VITERBO – I dati pubblicati dalla camera di Commercio indicano come la nostra Provincia sia in fortissimo affanno e difficoltà e che nonostante i proclami del governo e di parte del mondo imprenditoriale su presunti segnali di ripresa nel 2015, in realtà il Viterbese non riesce a creare una prospettive di crescita che ci aiuti ad uscire dalla crisi strutturale in cui siamo.

 

I dati sul VALORE AGGIUNTO, che misura la capacità di produrre ricchezza in un sistema economico, sono molto significativi.
Anche se nel 2014 registriamo un leggero aumento dello 0,5%, tra il 2011 e il 2013 la nostra provincia ha perso circa 300 milioni di euro in valore aggiunto.

 

Il settore delle costruzioni è il più colpito (-66 milioni) mentre il settore dell’industria perde nel suo complesso circa 74 milioni di euro, segue l’agricoltura con –21 milioni. Anche i servizi marcano una perdita di circa 104 milioni di euro in 3 anni.

 

Il forte ritardo della provincia di Viterbo appare evidente rispetto al Valore aggiunto pro-capite che ci vede arretrati rispetto ai dati regionali e nazionali.
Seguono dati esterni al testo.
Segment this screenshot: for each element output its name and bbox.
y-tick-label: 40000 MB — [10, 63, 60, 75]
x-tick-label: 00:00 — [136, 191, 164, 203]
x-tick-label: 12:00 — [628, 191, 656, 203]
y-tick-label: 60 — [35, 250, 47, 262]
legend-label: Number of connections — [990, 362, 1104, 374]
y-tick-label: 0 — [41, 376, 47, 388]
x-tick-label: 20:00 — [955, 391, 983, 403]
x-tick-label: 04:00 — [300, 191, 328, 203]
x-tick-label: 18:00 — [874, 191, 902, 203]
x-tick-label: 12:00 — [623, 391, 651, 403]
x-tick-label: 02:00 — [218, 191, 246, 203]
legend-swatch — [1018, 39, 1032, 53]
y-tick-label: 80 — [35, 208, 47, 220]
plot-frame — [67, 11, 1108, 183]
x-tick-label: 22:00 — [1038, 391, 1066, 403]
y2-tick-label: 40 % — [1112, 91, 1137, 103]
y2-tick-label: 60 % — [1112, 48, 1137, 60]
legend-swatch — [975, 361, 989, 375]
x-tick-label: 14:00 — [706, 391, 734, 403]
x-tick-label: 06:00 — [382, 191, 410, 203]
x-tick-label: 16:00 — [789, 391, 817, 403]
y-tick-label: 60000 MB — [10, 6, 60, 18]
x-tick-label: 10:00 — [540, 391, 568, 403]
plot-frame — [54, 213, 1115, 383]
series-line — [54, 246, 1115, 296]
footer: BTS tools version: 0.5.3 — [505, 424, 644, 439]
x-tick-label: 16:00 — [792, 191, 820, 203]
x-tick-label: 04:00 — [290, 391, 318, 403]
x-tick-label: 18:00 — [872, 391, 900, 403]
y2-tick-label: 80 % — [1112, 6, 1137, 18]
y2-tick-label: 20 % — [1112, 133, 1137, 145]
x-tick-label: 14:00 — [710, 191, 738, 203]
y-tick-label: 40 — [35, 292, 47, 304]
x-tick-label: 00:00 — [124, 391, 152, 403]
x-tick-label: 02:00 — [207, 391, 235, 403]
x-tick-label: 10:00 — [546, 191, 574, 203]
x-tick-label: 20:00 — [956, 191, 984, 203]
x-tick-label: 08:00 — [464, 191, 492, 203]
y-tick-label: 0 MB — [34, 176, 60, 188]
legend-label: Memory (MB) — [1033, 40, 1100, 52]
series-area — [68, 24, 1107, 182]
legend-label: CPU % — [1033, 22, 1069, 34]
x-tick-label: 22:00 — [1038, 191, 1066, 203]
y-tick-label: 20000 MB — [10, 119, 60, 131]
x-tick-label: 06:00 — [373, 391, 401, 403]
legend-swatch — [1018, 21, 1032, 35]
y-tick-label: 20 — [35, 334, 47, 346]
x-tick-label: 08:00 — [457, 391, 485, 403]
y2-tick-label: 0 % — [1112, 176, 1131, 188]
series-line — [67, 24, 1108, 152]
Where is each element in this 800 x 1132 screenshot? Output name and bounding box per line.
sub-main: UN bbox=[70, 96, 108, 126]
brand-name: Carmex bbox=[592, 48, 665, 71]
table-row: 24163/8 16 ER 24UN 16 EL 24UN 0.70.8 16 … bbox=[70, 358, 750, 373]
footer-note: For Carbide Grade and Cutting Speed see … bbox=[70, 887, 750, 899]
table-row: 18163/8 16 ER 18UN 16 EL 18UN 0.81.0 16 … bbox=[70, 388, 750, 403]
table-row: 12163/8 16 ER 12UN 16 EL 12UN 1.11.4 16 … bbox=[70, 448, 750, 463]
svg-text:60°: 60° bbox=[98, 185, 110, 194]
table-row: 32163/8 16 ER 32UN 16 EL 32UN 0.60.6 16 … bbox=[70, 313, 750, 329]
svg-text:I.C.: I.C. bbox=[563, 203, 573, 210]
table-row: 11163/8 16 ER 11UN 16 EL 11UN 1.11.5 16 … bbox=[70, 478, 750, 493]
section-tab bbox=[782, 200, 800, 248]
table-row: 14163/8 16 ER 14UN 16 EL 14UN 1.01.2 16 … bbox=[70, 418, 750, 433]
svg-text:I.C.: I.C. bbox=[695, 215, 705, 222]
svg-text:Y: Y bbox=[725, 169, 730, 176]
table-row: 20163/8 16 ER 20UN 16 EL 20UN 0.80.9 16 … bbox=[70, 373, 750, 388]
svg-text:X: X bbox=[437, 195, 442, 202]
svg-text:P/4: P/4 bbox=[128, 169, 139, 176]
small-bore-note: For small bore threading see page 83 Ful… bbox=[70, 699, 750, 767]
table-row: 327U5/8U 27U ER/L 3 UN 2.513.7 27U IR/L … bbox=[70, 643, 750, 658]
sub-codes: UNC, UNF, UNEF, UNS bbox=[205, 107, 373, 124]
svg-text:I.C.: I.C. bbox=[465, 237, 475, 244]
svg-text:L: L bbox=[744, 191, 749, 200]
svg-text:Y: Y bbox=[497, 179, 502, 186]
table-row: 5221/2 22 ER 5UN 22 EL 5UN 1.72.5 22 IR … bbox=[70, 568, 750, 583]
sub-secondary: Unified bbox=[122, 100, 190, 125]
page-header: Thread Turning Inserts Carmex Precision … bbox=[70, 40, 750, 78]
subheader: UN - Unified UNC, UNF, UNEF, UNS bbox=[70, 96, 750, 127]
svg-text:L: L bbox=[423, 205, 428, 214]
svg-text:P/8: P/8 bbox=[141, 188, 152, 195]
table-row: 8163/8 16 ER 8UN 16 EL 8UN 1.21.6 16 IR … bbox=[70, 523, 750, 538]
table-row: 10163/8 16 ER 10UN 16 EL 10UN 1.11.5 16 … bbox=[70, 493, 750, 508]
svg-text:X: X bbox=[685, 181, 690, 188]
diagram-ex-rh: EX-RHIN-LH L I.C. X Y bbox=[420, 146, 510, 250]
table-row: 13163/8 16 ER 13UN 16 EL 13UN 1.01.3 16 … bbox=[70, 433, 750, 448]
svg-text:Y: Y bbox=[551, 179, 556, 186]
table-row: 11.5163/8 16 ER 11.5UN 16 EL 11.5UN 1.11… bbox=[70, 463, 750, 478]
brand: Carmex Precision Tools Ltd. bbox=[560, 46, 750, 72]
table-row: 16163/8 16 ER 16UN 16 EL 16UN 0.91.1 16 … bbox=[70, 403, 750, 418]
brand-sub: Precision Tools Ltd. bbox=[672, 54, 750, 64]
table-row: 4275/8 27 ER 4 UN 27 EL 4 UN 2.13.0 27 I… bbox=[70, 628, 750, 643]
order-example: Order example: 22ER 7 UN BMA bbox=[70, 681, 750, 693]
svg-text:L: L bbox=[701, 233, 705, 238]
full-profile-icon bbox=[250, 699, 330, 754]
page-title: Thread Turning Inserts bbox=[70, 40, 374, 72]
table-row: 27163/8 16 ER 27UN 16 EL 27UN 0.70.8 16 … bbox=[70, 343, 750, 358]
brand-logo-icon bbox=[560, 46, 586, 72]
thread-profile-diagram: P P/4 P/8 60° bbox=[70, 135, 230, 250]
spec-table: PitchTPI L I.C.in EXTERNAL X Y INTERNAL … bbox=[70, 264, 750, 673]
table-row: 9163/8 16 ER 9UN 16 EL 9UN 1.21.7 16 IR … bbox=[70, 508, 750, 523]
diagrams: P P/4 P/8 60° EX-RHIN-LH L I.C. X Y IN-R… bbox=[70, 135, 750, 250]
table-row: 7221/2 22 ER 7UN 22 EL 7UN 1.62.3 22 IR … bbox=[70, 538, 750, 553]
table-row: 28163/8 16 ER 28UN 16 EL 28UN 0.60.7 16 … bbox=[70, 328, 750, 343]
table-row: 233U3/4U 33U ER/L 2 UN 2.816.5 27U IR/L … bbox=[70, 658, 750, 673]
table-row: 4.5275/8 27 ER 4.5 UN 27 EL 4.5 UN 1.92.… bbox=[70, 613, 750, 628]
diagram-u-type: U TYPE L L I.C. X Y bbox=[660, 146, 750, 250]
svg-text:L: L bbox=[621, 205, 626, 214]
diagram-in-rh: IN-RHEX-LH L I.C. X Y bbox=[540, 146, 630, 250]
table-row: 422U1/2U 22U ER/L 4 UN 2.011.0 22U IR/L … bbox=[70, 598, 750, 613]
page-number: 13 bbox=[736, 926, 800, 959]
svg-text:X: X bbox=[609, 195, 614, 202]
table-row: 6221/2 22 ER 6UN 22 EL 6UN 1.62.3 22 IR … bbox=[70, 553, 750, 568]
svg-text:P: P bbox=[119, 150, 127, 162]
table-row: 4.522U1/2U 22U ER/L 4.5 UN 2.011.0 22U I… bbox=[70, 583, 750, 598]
L’ammontare medio per abitante del valore aggiunto per la nostra provincia risulta pari a 17,7 mila euro contro i 31,8 mila euro degli abitanti di Roma e dei 24 mila euro mediamente registrati in Italia.

 

Ma la crisi strutturale si legge anche nel saldo negativo tra apertura e chiusura di aziende nel Viterbese (-192) con 2161 iscrizioni e 2353 cessazioni, così come si può leggere una debolezza nella struttura del sistema produttivo del Viterbese dove le aziende sono formate per il 72,1 % da ditte individuali e da una scarsa propensione a costruire una rete di imprese che affronti in termini competitivi e di sviluppo tecnologico le sfide del mercato globale.

 

La forte criticità della struttura economica della nostra Provincia si evidenzia anche rispetto all’aumento delle procedure concorsuali o di fallimento. Tra il 2013 e 2014 ci sono state ben 1460 aziende con procedure concorsuali e 1960 aziende in scioglimento e liquidazione. In cinque anni sono raddoppiate le sofferenze bancarie passando da 247 a 538 milioni di euro. Un tasso di insolvenza così elevato nella nostra Provincia si riflette anche sul costo del credito che risulta nella provincia di Viterbo superiore alla media italiana per i finanziamenti per cassa (7,1% a Viterbo e 6,3 % in Italia). Non credo che basti sottolineare la tenacità o la vivacità del territorio o la possibilità di raschiare un pò di risorse dai fondi strutturali europei per dare un futuro alla nostra Provincia. Serve un progetto ed un’idea di sviluppo economico per il nostro territorio sul quale la classe politica locale ancora sembra essere timida”.